So long, binders full of scouting reports. Say hello to iPads.
Major League Baseball announced Wednesday a new collaboration with Apple that will put iPad Pros in dugouts and in bullpens starting this year.
A proprietary MLB dugout app gives those in the game a chance to look through statistics and video when making in-game decisions. Managers, players and coaches will be able to access their own data.
"We think technology will make the decisions faster and better," commissioner Rob Manfred said on CBS on Wednesday morning.
Phil Schiller, Apple's senior vice president of worldwide marketing, said in a statement that the iPad Pros will give baseballs insiders what they need "right at the touch of their fingers and when it matters most, during the game."

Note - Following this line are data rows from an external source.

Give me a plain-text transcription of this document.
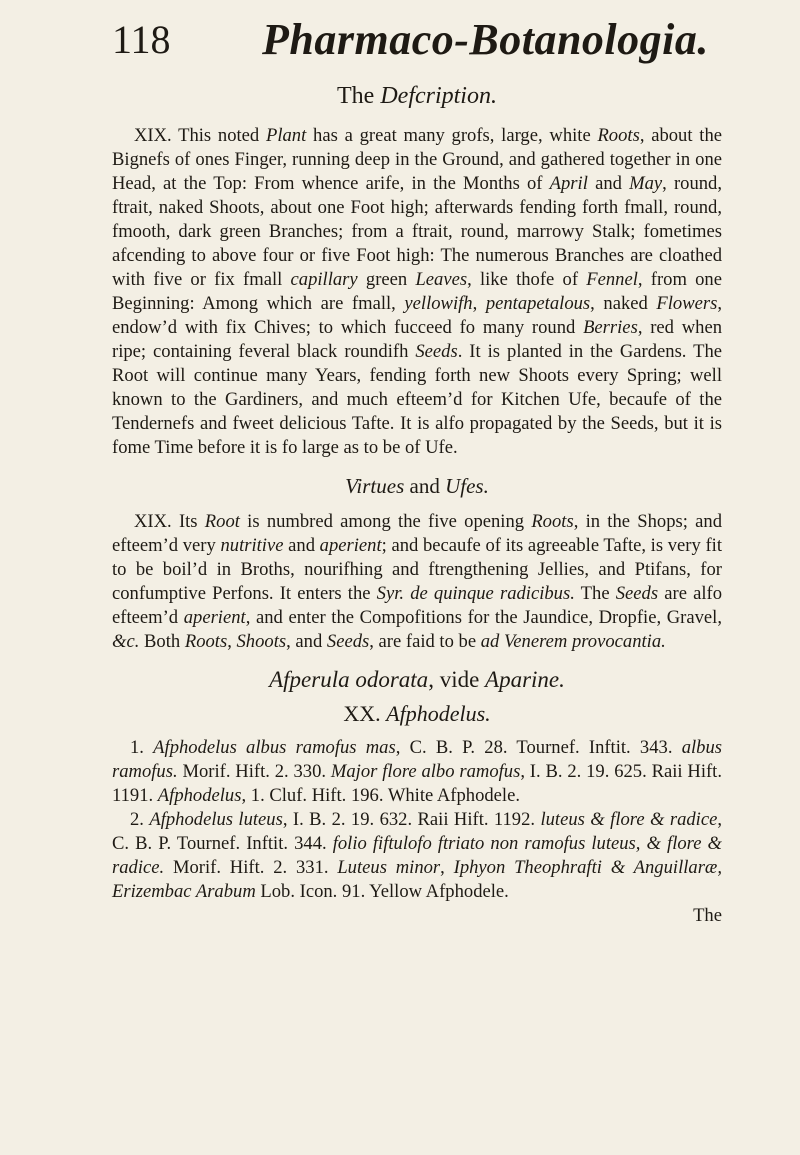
118 Pharmaco-Botanologia.
The Defcription.

XIX. This noted Plant has a great many grofs, large, white Roots, about the Bignefs of ones Finger, running deep in the Ground, and gathered together in one Head, at the Top: From whence arife, in the Months of April and May, round, ftrait, naked Shoots, about one Foot high; afterwards fending forth fmall, round, fmooth, dark green Branches; from a ftrait, round, marrowy Stalk; fometimes afcending to above four or five Foot high: The numerous Branches are cloathed with five or fix fmall capillary green Leaves, like thofe of Fennel, from one Beginning: Among which are fmall, yellowifh, pentapetalous, naked Flowers, endow’d with fix Chives; to which fucceed fo many round Berries, red when ripe; containing feveral black roundifh Seeds. It is planted in the Gardens. The Root will continue many Years, fending forth new Shoots every Spring; well known to the Gardiners, and much efteem’d for Kitchen Ufe, becaufe of the Tendernefs and fweet delicious Tafte. It is alfo propagated by the Seeds, but it is fome Time before it is fo large as to be of Ufe.

Virtues and Ufes.

XIX. Its Root is numbred among the five opening Roots, in the Shops; and efteem’d very nutritive and aperient; and becaufe of its agreeable Tafte, is very fit to be boil’d in Broths, nourifhing and ftrengthening Jellies, and Ptifans, for confumptive Perfons. It enters the Syr. de quinque radicibus. The Seeds are alfo efteem’d aperient, and enter the Compofitions for the Jaundice, Dropfie, Gravel, &c. Both Roots, Shoots, and Seeds, are faid to be ad Venerem provocantia.

Afperula odorata, vide Aparine.
XX. Afphodelus.

1. Afphodelus albus ramofus mas, C. B. P. 28. Tournef. Inftit. 343. albus ramofus. Morif. Hift. 2. 330. Major flore albo ramofus, I. B. 2. 19. 625. Raii Hift. 1191. Afphodelus, 1. Cluf. Hift. 196. White Afphodele.

2. Afphodelus luteus, I. B. 2. 19. 632. Raii Hift. 1192. luteus & flore & radice, C. B. P. Tournef. Inftit. 344. folio fiftulofo ftriato non ramofus luteus, & flore & radice. Morif. Hift. 2. 331. Luteus minor, Iphyon Theophrafti & Anguillaræ, Erizembac Arabum Lob. Icon. 91. Yellow Afphodele.

The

Concerned that the integrity of the game would be compromised, Major League Baseball had previously forbidden use of technology in the dugouts. The league says the devices will be secure thanks to private networks installed in the clubhouses at all 30 ballparks this offseason.

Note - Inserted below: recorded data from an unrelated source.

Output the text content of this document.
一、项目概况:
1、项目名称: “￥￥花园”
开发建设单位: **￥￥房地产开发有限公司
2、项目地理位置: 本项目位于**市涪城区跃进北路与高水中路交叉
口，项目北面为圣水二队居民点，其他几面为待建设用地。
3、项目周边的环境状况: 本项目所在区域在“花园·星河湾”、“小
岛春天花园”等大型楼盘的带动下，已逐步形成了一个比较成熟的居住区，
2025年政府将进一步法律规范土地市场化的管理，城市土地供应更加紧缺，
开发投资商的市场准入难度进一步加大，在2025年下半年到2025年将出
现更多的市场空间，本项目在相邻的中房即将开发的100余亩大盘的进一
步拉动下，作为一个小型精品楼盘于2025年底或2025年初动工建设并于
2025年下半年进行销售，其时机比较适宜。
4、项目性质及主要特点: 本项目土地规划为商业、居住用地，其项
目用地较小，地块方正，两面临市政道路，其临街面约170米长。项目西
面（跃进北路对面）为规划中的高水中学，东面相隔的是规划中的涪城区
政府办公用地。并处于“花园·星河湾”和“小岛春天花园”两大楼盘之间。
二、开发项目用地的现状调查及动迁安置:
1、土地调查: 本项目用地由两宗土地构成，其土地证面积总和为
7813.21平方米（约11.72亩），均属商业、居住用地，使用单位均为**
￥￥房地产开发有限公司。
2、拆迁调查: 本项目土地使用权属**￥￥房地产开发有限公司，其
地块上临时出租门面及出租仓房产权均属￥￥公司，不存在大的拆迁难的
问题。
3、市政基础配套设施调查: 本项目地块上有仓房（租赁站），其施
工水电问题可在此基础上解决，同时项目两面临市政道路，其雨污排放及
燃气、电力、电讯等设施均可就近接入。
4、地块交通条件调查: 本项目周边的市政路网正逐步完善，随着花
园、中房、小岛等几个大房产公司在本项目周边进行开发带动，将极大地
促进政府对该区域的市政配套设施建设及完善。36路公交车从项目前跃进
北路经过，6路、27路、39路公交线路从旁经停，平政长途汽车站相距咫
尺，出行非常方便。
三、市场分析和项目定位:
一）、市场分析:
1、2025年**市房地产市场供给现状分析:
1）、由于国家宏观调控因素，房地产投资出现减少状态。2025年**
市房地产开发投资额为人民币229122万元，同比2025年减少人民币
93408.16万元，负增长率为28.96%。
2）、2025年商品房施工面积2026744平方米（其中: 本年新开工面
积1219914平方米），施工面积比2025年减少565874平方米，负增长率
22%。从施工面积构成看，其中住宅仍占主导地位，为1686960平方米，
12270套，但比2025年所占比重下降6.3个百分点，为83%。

A Major League Baseball spokesman would not disclose whether money changed hands in the deal. Microsoft pays the NFL about $80 million annually for coaches to use its Surface tablets on the sidelines.

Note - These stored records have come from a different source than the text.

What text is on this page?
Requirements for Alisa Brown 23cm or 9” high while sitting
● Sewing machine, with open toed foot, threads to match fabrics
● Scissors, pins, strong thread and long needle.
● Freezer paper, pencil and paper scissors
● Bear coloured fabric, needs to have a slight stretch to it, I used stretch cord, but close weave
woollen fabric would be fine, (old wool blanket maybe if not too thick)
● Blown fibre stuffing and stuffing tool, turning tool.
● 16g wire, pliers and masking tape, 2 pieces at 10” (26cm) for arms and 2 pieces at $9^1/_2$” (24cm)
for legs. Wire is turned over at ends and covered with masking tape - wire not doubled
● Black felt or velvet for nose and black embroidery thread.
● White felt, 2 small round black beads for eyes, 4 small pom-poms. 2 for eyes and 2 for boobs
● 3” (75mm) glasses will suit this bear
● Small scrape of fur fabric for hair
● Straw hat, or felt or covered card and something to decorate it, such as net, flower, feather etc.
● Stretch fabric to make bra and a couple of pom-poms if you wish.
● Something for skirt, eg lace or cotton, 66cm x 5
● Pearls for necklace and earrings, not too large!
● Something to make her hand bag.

Chicago Cubs manager Joe Maddon said Wednesday that he wasn't sold on the idea of new technology in the dugouts.
"This might sound nuts to you, but it might slow down the process," Maddon said. "If there's that moment that permits time to look up something, it might be OK, but I think that's where the piece of paper has it all over the computer -- in that moment."
Information from ESPN.com's Jesse Rogers was used in this report.